- Developer: Login Soft
- Publisher: ASCII Corporation
- Designer: Yuji Horii
- Programmer: Fukashi Omorita
- Series: Itadaki Street
- Platform: Family Computer
- Release: JP: March 21, 1991;
- Genre: Board game
- Modes: Single-player, multiplayer

= Itadaki Street (1991 video game) =

 is a 1991 board game-themed video game developed by Login Soft and published by ASCII Corporation for the Family Computer. It is played with four players with any non-human players being controlled by the computer. The players roll a dice to move across the board and can purchase, invest as well as pay for goods at shops.

The game was designed by Yuji Horii, who was known for his work in the Dragon Quest video game series. The game was influenced by the board game Monopoly programmed predominantly by sole programmer Fukashi Omorita who spent three year developing the game. Omorita created the computer-controlled players personality based on the designed provided by illustrator Arai Kiyokazu.

The game was well received by the reviewers in the Japanese video game magazines Famicom Tsūshin and Hippon Super! on its release.

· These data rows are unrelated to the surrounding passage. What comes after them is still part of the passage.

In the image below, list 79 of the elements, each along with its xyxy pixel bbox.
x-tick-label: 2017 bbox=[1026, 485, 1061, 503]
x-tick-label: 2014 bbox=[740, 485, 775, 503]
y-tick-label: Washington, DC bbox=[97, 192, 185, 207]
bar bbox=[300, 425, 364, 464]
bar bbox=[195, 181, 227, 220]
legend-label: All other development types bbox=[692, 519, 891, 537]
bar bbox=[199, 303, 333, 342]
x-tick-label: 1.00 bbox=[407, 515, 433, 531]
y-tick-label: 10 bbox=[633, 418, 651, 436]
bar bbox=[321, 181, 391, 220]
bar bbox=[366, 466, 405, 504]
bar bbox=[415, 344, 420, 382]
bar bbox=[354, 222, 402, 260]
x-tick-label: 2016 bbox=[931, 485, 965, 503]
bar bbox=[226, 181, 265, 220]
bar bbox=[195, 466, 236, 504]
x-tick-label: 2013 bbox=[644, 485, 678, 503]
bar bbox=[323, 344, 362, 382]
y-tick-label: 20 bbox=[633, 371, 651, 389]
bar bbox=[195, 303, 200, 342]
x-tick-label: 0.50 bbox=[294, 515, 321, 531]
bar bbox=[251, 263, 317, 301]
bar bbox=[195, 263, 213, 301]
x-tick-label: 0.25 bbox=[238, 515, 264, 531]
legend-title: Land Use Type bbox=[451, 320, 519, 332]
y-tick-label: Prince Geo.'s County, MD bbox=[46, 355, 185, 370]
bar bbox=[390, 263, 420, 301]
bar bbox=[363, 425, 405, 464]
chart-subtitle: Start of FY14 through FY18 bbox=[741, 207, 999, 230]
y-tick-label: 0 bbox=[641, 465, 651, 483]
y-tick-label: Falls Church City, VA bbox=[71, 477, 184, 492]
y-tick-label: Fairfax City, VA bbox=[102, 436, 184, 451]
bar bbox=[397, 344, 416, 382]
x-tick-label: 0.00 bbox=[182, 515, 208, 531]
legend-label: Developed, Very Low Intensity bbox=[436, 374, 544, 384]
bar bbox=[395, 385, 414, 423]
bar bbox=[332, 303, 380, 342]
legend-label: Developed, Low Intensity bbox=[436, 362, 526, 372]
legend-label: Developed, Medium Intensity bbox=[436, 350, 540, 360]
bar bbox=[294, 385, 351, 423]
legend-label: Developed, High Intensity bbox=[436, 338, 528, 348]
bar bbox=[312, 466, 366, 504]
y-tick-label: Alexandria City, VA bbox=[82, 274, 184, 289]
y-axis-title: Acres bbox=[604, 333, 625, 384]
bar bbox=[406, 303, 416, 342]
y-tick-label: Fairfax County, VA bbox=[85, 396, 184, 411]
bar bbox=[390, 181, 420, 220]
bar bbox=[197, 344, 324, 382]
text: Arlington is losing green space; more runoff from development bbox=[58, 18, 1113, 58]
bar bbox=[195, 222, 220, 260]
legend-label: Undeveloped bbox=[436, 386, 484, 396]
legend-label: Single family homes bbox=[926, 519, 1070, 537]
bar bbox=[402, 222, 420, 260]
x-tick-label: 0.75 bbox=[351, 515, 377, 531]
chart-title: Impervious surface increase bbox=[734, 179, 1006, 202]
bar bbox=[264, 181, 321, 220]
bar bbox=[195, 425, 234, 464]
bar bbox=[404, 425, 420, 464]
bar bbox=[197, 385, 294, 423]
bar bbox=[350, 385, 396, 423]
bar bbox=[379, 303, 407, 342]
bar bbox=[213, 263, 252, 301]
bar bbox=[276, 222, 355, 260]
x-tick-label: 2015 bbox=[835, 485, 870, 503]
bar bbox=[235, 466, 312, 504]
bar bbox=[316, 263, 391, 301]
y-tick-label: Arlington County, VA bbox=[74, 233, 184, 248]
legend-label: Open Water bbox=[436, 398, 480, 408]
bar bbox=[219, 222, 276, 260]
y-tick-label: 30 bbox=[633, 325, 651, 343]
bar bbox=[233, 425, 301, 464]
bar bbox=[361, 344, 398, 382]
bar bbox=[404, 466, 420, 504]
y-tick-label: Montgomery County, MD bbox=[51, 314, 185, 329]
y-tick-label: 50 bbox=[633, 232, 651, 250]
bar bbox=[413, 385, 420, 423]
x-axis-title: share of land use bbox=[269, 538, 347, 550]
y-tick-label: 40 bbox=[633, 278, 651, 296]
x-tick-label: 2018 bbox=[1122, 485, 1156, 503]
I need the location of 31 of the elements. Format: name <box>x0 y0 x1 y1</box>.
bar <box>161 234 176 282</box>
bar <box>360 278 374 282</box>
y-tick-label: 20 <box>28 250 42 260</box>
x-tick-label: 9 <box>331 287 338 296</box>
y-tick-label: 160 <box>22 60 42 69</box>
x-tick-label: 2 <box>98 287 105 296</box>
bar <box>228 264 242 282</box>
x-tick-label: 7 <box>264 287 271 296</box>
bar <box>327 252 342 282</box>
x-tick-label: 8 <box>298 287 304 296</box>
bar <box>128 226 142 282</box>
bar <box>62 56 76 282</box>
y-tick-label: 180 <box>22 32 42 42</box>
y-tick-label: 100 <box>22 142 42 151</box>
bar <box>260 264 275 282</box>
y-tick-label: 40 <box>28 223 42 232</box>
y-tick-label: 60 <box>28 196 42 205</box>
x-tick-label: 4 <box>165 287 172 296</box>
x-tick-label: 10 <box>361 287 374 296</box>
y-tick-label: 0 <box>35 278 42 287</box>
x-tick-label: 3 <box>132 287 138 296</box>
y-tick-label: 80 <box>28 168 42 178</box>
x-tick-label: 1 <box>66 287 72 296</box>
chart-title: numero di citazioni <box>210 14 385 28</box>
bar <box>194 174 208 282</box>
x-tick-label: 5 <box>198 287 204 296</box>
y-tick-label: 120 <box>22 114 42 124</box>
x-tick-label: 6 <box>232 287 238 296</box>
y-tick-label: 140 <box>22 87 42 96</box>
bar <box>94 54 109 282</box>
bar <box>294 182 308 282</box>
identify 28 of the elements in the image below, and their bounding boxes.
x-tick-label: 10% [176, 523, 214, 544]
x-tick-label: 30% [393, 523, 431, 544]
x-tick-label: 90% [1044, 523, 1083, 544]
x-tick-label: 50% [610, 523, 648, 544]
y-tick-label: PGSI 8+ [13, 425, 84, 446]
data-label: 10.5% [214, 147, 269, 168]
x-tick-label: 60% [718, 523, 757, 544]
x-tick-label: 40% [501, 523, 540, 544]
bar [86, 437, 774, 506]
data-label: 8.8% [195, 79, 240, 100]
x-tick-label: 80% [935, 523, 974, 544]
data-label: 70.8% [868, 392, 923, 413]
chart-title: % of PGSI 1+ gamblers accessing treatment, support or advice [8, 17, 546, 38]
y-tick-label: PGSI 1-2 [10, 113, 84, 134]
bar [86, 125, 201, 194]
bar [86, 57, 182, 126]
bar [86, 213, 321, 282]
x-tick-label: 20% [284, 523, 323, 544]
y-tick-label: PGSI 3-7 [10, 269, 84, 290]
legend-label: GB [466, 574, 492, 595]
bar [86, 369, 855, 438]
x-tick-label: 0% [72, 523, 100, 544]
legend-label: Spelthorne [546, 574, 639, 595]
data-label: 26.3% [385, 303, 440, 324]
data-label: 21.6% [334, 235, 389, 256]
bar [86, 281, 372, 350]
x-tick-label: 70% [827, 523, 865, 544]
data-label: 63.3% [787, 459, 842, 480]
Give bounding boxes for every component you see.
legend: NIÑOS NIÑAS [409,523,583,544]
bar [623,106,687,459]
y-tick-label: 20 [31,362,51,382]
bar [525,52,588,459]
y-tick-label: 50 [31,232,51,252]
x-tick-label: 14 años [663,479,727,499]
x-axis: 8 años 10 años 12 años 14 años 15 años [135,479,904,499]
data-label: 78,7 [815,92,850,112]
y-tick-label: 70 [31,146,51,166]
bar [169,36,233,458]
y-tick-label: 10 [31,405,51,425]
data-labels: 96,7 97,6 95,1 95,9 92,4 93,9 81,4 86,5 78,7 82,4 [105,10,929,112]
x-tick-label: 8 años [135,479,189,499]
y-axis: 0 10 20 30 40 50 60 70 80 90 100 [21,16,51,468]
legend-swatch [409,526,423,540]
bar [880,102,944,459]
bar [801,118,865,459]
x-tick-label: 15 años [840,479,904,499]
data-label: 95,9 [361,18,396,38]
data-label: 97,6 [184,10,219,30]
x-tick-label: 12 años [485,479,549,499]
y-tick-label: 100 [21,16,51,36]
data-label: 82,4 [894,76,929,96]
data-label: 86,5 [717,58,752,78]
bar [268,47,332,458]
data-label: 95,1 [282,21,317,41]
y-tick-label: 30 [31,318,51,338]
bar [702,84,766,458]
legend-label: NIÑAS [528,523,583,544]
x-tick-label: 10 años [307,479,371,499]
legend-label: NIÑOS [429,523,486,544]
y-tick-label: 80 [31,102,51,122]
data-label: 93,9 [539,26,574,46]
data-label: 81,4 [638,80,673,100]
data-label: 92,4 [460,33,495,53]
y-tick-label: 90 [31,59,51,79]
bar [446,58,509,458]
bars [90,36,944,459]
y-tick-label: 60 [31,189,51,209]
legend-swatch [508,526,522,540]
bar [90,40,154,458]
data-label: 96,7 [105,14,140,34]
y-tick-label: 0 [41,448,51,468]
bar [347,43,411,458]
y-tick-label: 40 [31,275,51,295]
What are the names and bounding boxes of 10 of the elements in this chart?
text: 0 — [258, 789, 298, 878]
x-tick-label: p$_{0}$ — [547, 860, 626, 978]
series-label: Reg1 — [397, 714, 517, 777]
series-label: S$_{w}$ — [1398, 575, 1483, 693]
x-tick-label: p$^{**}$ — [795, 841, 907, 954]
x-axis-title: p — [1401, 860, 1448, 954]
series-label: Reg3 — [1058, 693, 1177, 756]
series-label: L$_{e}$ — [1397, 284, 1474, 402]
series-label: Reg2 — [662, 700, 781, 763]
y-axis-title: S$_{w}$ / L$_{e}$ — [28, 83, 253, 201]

The reviewers pronominally complimented the strategy involved in gameplay and that it was both fun to play with computer controlled opponents and human controlled ones. The game spawned the Itadaki Street video game series which had several sequels as late as 2017.

==Gameplay==
Itadaki Street plays like a board game. Players roll a dice a move a number of spaces indicated across by the die across the board. The path taken in the board game is a loop which will have the player return to the starting point of the bank. The game can be played with up to four human-controlled players. If there are less than four human-controlled players, the computer controls the others.

Across the board are many shops. If the player lands on a shop that is not owned they can purchase it for themself. If another players lands on a shop that is owned, they got a "shopping fee" and have to pay the owner. When passing through the bank, the player can by shares of the any shop across the board. If a player lands on a show they own, they have the ability to invest more into the shop, which increases the shopping fee and the price of the shares of the shop. The goal of the game is to repeat this process and accumulate shops to win. If one player goes bankrupt, the game ends immediately and the current richest player wins.

==Development==
The game design for Itadaki Street was by Yuji Horii, who was known for his work in the Dragon Quest video game series. The character design in the game was by illustrator and manga artist Arai Kiyokazu, who is known for serializing their comic Basikkun that appeared in Login and for over 10 years in Famicom Tsūshin (now Famitsu) as well as the caricatures of reviewers in the same magazine.

Masanobu Endo from Game Studio invited programmer Fukashi Omorita to work on the game as they could not hire anyone from their own studio to work on it. Omorita had previously worked at Namco, where he was in charge of programming for ports of games such as the MSX version of King & Balloon (1984) and the Family Computer (Famicom) version of Galaga (1985). Omorita was the only programmer for the game and created the personality for the characters in the game based on Kiyokazu's illustrations. He described the development period for the game to be very long with it taking about three years to create.

Initially the game had a complete map of America. The game was influenced by the board game Monopoly.

==Release and reception==

Itadaki Street was released for the Family Computer in Japan on March 21, 1991 and was published by the ASCII Corporation.

Four editors of Famicom Tsūshin reviewed the game. Two of the reviewers complimented its ability to make a strategic board game, with one saying that all earlier board games on the Famicom played just like simple dice games. Yoriko Kuriyama of Hippon Super! complimented the games ability to be engaging for novice and experienced and not just to be appealing to male players. She complimented that stock and other prices would rise and lower at different intervals, which were gameplay elements that would not be possible with an actual board game.

The reviewers in both magazines found the game fun with either computer or human-controlled opponents. Ichiro Tezuka of Hippon Super! complimented the quality of the computer's AI routines, saying most computer-controlled players in board played poorly in previous similar games. Kuriyama also complimented the computer-controlled opponents personalities, such as how they threw out insults to unsettle the player. Kuriyama commented that as all the computer players were between the age of 15 and 20, she wished for one that was older. Reviewers in Famicom Tsūshin generally found the game to be more fun when played with human players.

Review scores
| Publication | Score |
|---|---|
| Famicom Tsūshin | 9/10, 8/10, 9/10, 8/10 |
| Hippon Super! [jp] | 8/10, 4/5 |

==Legacy==
Itadaki Street would become a video game series with sequels on a variety of video game consoles including the Super Famicom and PlayStation. The first sequel was published by Enix with the rest of the sequels being published by Square Enix. The series had also had crossovers, such as Itadaki Street: Dragon Quest & Final Fantasy 30th Anniversary (2017) to commemorates the 30th anniversaries of both Dragon Quest and Final Fantasy.

Omorita said the experience on developing the first Itadaki Street over three years led him to be able to develop the Super Famicom version of Monopoly for Tomy in about three months.